The market has had a phenomenal run up in the past two years, with the Dow Jones Industrial Average gaining nearly 6,000 points. Recent volatility indicates the market may be ready to fall.

But financial commentator Greg Heberlein tells KPLU's Dave Meyer there's no reason to panic. It's all part of the natural market cycle.

Last summer, the market retreated 14 percent, convincing some investors that another bear market like 2008-2009 was in the offing.  The retreat was just enough to shake out the weak hands.  In the past eight months, the Dow has vaulted a spectacular 2,700 points!

Greg says market corrections are necessary for at least three reasons:

  • To eliminate the weak-kneed
  • To encourage the pros to lock in some profits
  • To bring the market down to a level that encourages more investment

How do we know the latest correction isn't a portent of doom?

Every economic signal has been higher, precisely what the higher market has forecast.  Most importantly, the number of people returning to work has begun to multiply.

What could go wrong?

Just when you think you've figured it out, history repeats, but never exactly.  A small number of seers still warn of danger.  A foreign economy, previously thought to be stable, could collapse. Middle East instability could spread beyond the region. History is full of surprises.

What should you do?

Long-term investors should continue to focus on the long term.  Short-termers should bank their profits.  The good ones already have.
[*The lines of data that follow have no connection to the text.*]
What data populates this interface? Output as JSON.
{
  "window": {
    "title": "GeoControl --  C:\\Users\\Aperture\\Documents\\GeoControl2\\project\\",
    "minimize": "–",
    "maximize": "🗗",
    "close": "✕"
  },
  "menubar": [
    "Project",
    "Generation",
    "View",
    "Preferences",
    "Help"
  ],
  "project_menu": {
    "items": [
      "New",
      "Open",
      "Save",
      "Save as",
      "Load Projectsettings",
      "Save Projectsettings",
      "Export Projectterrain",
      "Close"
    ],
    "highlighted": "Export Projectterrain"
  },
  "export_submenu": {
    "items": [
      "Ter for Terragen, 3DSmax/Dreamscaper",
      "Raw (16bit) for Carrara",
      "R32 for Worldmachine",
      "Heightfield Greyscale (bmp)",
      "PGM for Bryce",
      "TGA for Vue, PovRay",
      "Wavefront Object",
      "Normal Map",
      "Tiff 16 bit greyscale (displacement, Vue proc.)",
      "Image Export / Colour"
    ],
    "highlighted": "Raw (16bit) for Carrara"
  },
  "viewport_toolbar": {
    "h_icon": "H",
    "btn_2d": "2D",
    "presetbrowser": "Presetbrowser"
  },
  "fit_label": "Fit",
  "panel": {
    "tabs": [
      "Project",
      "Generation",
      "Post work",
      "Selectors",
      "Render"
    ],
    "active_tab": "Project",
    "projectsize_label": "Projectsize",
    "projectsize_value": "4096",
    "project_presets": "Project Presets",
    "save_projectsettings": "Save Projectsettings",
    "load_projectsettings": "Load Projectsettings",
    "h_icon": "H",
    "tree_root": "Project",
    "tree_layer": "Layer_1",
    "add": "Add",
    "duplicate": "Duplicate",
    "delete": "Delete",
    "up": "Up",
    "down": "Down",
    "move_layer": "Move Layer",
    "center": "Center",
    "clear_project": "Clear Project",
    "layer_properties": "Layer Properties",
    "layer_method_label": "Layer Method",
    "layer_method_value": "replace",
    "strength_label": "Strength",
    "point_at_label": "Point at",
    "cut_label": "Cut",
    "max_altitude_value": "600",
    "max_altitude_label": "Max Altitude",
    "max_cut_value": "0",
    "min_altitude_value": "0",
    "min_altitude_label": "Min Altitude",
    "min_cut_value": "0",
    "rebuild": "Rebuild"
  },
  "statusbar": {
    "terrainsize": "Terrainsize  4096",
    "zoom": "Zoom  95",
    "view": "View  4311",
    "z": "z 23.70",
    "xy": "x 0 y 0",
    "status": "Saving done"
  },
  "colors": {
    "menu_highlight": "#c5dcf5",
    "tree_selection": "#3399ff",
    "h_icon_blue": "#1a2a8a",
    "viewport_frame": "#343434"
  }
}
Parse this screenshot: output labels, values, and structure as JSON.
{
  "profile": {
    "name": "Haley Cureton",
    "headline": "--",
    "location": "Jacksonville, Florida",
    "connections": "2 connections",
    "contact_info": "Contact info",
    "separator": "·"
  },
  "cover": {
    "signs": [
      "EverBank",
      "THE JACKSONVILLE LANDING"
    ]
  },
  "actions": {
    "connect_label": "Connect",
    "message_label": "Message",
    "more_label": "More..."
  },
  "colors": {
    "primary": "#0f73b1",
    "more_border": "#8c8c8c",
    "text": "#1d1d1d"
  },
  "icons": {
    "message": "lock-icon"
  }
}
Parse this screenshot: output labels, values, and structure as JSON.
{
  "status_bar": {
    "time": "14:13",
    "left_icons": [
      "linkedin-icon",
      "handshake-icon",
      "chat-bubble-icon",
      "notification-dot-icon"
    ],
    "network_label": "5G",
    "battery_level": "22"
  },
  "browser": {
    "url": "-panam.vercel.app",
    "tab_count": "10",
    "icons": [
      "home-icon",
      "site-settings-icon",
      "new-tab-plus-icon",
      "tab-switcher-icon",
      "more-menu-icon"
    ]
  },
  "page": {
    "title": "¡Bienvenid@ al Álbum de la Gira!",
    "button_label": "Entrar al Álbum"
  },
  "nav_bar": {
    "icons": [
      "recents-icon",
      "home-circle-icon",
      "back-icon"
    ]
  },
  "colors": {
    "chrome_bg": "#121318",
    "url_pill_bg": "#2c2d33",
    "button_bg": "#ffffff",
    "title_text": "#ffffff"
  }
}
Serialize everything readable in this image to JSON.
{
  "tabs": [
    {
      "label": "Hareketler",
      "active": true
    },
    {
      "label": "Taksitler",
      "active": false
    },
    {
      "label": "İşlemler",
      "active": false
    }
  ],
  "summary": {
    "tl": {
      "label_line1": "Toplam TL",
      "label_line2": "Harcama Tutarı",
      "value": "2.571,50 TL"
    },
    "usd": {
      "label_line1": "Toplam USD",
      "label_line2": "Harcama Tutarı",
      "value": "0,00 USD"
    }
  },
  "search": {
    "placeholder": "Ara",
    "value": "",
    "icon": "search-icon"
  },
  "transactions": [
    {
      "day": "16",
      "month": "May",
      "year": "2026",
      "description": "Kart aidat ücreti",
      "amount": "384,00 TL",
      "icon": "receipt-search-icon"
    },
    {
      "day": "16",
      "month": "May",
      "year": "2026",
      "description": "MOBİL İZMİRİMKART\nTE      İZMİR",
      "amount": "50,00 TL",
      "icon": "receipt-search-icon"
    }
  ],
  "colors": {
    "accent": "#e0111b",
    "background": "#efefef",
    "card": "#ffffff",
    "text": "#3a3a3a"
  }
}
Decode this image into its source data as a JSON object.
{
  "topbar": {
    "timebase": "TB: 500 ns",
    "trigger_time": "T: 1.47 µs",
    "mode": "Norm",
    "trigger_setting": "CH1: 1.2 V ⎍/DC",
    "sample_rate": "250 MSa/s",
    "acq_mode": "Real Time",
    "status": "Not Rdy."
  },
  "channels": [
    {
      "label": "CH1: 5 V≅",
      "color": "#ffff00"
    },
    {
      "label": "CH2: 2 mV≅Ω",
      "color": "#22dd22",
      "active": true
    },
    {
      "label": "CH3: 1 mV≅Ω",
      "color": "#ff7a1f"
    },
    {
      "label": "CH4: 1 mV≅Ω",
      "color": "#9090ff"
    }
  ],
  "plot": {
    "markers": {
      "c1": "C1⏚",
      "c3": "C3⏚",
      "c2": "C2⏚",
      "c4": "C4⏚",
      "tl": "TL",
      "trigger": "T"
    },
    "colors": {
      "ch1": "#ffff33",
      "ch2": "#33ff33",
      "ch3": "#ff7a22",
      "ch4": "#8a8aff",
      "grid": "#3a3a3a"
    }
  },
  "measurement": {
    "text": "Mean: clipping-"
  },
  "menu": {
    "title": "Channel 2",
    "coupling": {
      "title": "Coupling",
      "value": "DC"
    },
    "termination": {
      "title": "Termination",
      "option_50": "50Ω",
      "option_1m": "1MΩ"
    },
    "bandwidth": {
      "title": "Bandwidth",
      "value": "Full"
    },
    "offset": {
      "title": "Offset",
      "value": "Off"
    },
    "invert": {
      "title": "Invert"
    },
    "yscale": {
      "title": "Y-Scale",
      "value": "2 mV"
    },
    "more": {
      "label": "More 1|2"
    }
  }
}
Dave Meyer has been anchoring KNKX news shows since 1987. He grew up along the shores of Hood Canal near Belfair and graduated from Washington State University with degrees in communications and psychology.
Greg Heberlein spent 32 years at The Seattle Times. In 12 years in the Sports Department, he was the only reporter to cover every game in the Seattle SuperSonics' championship season. Towards the end of his 20 years in the Business Department, an award was established to honor the Northwest's top business columnist. He won in each of the first three years and shortly after, wisely took early retirement.